Patchwork patch: improve handling of filenames containing spaces on import (issue3723)

login
register
mail settings
Submitter Matt Mackall
Date Dec. 6, 2012, 9:44 p.m.
Message ID <1354830287.6733.303.camel@calx>
Download mbox | patch
Permalink /patch/27/
State Not Applicable
Headers show

Comments

Matt Mackall - Dec. 6, 2012, 9:44 p.m.
On Thu, 2012-12-06 at 21:00 +0000, Alastair Houghton wrote:
> On 6 Dec 2012, at 18:55, Matt Mackall <mpm at selenic.com> wrote:
> 
> > Between your bug report and this description, there's lots of confusion
> > about whether you're talking about git diffs, standard diffs, or diffs
> > in general. I've been assuming the latter up to now.
> 
> Well, it is a general problem, but I certainly hadn't intended to try
> to fix it for the general case because there isn't a good general
> solution.

Have you actually tested it with standard diffs or does someone actually
need to do that? Ok, I just did:

 hg init a
 cd a
 mkdir 'foo b'
 echo b > 'foo b/foo'
 hg ci -Am0
 hg up null
 hg export --git tip > p
 cat p
 hg import p --no-commit
 hg st

Works as expected. Also, the hg-generated patch is accepted correctly by
patch(1). As previously demonstrated, diff(1) generates patches that
work with patch(1) and hg import as well. All is good in standard diff
land.

So the entirety of this discussion can be restricted to git diffs. In
the above test, if we add --git to the export, it breaks as described.

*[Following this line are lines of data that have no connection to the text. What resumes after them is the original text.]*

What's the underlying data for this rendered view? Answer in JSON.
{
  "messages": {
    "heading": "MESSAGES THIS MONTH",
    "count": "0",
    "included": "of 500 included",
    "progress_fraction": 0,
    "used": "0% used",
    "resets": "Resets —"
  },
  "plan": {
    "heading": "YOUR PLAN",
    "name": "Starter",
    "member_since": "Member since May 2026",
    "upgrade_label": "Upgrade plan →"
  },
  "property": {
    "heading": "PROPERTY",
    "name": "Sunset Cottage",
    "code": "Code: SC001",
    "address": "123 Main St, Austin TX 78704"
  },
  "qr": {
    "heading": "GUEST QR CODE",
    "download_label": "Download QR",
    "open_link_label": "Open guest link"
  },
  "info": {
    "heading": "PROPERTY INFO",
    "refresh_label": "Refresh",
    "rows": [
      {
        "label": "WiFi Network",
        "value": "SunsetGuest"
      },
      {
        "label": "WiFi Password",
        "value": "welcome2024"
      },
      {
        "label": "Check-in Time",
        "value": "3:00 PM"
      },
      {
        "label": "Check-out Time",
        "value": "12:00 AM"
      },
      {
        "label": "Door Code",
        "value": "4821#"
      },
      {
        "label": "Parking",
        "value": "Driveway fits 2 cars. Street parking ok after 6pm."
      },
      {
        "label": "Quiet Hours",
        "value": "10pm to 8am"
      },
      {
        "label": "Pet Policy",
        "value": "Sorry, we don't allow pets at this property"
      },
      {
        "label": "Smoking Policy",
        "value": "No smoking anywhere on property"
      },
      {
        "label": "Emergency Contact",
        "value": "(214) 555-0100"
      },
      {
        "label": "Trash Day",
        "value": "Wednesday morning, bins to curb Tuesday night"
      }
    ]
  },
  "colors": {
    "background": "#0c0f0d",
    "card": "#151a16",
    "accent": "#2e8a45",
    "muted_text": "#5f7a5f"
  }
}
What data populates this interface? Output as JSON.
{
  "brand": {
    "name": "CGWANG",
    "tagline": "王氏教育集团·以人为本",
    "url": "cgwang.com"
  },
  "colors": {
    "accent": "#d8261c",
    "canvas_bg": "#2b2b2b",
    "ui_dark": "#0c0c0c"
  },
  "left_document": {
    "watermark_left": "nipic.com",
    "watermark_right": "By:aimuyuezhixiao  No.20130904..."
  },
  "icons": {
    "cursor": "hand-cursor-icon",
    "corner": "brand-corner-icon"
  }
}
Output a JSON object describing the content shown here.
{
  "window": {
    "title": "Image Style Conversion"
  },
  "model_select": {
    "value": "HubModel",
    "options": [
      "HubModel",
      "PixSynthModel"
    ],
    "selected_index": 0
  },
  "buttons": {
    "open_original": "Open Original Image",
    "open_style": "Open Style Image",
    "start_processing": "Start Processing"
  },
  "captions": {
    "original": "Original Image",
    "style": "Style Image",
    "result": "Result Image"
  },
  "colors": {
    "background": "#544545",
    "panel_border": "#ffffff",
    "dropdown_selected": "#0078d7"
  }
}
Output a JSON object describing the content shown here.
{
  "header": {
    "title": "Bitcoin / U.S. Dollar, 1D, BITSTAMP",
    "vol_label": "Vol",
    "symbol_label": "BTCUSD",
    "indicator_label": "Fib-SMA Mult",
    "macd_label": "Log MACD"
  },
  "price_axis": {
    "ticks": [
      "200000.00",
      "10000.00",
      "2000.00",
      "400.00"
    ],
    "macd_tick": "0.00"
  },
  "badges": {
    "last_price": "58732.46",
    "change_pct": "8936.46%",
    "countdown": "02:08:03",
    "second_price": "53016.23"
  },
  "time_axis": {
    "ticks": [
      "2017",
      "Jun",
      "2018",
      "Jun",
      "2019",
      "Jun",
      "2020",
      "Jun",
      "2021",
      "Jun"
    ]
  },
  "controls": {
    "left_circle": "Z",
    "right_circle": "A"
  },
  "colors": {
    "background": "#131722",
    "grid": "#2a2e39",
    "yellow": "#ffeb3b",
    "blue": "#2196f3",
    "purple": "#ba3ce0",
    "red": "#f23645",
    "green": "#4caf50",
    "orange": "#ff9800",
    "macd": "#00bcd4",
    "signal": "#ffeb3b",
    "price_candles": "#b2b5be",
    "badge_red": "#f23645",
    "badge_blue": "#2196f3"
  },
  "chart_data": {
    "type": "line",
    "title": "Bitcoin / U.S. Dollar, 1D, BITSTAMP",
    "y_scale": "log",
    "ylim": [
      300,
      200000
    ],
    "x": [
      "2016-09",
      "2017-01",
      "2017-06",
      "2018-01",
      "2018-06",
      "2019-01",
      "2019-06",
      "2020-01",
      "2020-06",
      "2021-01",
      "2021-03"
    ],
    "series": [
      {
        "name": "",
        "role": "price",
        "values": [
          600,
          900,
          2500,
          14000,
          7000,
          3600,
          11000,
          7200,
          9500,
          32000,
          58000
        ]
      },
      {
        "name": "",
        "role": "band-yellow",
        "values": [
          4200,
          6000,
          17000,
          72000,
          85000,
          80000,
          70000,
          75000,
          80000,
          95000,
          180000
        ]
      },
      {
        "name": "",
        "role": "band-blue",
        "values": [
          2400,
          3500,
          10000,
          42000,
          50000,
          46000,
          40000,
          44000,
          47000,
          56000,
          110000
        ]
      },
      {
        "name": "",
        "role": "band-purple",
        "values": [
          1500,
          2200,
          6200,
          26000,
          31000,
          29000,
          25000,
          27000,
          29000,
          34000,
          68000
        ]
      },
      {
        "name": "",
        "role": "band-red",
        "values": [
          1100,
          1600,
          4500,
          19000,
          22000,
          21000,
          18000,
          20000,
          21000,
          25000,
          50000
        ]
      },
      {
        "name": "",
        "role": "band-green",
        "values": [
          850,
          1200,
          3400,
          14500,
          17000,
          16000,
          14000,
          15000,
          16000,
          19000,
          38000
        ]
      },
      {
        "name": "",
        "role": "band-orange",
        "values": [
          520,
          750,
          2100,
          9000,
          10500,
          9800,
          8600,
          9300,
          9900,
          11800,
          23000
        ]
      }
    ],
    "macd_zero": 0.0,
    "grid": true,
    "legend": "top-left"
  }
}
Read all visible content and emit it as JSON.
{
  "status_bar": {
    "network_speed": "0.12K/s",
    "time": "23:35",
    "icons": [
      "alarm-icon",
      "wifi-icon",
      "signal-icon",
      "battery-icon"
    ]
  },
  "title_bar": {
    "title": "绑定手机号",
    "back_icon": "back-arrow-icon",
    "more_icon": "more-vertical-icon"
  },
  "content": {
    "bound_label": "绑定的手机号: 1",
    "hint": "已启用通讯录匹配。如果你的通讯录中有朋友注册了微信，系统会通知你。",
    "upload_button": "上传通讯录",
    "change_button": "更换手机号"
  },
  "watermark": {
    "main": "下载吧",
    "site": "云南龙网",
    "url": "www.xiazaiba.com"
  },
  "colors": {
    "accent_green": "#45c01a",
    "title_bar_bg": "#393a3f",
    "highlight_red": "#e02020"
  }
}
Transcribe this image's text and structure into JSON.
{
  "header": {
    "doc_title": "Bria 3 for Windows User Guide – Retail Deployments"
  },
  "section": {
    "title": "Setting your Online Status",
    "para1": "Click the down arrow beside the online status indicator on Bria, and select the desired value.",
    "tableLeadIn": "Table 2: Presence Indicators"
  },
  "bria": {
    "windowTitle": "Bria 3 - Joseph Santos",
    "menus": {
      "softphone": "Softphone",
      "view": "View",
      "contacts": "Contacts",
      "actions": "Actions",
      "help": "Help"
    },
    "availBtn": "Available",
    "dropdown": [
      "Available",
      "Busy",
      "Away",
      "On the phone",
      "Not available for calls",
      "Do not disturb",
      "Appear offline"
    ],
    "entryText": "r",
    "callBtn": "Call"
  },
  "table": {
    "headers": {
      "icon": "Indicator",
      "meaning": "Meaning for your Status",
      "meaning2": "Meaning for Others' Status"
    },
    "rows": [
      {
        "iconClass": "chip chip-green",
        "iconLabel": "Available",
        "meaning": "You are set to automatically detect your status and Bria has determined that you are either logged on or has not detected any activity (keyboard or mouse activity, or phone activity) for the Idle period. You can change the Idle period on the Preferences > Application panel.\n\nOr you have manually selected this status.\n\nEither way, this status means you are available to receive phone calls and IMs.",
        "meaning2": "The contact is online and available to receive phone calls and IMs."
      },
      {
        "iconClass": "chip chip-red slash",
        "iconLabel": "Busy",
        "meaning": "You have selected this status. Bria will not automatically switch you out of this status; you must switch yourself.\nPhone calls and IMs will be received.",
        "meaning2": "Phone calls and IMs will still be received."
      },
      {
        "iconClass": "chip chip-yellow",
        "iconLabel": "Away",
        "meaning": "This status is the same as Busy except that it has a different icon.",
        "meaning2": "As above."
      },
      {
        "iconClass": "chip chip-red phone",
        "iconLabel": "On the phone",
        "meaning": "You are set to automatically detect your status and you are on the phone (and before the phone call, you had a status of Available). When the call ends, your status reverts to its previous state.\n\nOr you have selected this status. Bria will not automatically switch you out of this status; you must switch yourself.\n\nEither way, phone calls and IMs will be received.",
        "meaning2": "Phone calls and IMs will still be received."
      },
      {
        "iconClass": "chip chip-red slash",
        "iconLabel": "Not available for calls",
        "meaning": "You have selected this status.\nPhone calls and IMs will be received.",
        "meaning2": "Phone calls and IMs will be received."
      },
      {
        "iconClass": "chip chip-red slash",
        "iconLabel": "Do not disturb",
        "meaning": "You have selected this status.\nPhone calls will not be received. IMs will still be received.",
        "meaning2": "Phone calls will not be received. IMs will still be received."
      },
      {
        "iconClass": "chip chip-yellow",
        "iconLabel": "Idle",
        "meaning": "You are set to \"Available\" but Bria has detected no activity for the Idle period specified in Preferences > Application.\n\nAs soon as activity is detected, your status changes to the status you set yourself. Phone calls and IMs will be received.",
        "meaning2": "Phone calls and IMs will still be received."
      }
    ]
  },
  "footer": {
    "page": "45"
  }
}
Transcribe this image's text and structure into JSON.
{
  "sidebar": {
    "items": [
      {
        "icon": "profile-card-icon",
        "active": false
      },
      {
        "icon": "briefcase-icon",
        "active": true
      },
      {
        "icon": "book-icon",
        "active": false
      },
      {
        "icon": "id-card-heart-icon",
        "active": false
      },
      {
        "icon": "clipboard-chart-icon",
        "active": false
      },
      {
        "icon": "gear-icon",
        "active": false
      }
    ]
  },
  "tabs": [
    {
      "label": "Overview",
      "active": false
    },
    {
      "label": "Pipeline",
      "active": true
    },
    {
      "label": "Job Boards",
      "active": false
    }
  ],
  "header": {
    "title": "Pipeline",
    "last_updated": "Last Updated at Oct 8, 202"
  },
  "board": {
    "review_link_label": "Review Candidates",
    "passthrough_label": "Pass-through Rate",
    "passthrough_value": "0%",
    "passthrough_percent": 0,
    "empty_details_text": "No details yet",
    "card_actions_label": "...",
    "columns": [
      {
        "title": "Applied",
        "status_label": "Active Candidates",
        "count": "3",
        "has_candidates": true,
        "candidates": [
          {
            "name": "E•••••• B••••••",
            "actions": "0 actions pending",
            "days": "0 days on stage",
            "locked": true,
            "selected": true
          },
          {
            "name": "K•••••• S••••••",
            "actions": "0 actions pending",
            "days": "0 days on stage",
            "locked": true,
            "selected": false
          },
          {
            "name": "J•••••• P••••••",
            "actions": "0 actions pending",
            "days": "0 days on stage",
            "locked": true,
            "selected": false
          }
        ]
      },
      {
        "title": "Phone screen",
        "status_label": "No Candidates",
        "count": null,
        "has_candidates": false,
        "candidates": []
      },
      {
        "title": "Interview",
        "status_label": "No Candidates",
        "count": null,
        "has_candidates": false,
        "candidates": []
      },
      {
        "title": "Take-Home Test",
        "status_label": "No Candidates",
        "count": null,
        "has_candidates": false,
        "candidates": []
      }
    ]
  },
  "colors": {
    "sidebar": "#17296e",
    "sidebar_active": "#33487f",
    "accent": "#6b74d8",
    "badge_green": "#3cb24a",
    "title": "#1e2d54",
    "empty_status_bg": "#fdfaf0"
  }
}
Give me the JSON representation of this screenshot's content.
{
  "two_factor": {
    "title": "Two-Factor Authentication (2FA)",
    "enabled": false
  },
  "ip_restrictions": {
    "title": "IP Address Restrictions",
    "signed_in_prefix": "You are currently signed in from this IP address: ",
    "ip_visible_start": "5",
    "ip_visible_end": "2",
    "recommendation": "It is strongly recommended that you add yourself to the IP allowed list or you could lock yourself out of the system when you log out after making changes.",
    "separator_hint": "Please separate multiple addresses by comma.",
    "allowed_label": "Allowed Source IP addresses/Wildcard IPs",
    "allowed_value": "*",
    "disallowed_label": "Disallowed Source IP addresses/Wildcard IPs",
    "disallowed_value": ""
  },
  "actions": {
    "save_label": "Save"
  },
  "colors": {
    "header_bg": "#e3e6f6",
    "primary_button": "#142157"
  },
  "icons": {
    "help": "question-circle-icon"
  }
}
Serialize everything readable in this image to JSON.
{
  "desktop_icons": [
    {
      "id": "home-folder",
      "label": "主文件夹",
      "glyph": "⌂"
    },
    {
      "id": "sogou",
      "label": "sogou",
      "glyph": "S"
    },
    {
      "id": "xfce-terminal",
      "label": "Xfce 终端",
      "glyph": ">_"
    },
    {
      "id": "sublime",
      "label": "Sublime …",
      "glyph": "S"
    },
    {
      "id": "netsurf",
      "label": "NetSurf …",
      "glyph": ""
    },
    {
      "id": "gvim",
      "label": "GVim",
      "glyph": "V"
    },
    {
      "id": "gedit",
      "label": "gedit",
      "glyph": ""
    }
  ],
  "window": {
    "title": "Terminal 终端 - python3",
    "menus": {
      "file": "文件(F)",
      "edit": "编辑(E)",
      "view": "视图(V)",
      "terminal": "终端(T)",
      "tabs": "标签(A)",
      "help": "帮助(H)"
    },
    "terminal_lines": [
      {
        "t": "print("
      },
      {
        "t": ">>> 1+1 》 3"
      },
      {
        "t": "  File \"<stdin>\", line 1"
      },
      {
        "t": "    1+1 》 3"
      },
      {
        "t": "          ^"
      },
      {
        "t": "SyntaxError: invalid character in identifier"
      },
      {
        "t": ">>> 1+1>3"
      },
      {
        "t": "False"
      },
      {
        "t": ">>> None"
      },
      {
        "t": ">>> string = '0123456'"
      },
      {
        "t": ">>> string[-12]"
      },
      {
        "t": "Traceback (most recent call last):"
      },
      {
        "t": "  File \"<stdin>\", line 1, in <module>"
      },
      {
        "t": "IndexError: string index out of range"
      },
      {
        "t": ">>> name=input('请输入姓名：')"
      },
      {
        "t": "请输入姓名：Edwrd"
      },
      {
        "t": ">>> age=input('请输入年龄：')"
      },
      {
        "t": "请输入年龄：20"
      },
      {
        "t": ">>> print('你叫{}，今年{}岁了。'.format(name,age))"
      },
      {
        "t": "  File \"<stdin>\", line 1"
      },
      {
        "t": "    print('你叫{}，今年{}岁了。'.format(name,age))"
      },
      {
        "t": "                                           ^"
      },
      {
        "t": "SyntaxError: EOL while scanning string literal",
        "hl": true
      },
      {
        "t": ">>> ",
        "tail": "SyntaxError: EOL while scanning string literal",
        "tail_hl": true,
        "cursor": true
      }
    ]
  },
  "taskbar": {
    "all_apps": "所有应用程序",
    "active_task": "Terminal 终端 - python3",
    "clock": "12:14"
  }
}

For a baseline, if I try to import the git-diff generated by hg into an
empty git repo with git-apply:


..it almost works. By almost, I mean it creates 'foo\ b/foo' (literal
backslash out of thin air) rather than 'foo b/foo'. LOLWUT. This also
breaks in the same way with the known-to-agree-with-diff-and-patch
standard diff that Mercurial produces.

Conclusions:

a) Git is wacky
b) we should probably handle the above patch without complaint, but
without emulating Git's wackiness
c) we should accept escaping on the input, at least on git patches
d) we should eventually do some escaping for --git diffs

We should probably not do (d) until well after (c) is released to
minimize cross-version compatibility issues between hg clients.
Pierre-Yves David - Dec. 7, 2012, 10:28 a.m.
On Thu, Dec 06, 2012 at 03:44:47PM -0600, Matt Mackall wrote:
> On Thu, 2012-12-06 at 21:00 +0000, Alastair Houghton wrote:
 For a baseline, if I try to import the git-diff generated by hg into an
> empty git repo with git-apply:
> 
> diff --git a/foo b/foo b/foo b/foo
> new file mode 100644
> --- /dev/null
> +++ b/foo b/foo	
> @@ -0,0 +1,1 @@
> +b
> 
> ..it almost works. By almost, I mean it creates 'foo\ b/foo' (literal
> backslash out of thin air) rather than 'foo b/foo'. LOLWUT. This also
> breaks in the same way with the known-to-agree-with-diff-and-patch
> standard diff that Mercurial produces.

I was unable to reproduce that here using:

git version 1.7.2.5
GNU bash, version 4.1.5(1)-release (x86_64-pc-linux-gnu) qs /bin/sh

What version are you using?
Alastair Houghton - Dec. 7, 2012, 11:37 a.m.
On 7 Dec 2012, at 10:28, Pierre-Yves David <pierre-yves.david at logilab.fr> wrote:

> On Thu, Dec 06, 2012 at 03:44:47PM -0600, Matt Mackall wrote:
>> On Thu, 2012-12-06 at 21:00 +0000, Alastair Houghton wrote:
> For a baseline, if I try to import the git-diff generated by hg into an
>> empty git repo with git-apply:
>> 
>> diff --git a/foo b/foo b/foo b/foo
>> new file mode 100644
>> --- /dev/null
>> +++ b/foo b/foo	
>> @@ -0,0 +1,1 @@
>> +b
>> 
>> ..it almost works. By almost, I mean it creates 'foo\ b/foo' (literal
>> backslash out of thin air) rather than 'foo b/foo'. LOLWUT. This also
>> breaks in the same way with the known-to-agree-with-diff-and-patch
>> standard diff that Mercurial produces.
> 
> I was unable to reproduce that here using:
> 
> git version 1.7.2.5
> GNU bash, version 4.1.5(1)-release (x86_64-pc-linux-gnu) qs /bin/sh
> 
> What version are you using?

I think when I originally tested I had quite an old version of git on
my machine (I don't actually use git very often---we use Mercurial
here).  I just tried with 1.8.0.1, and it seemed to work.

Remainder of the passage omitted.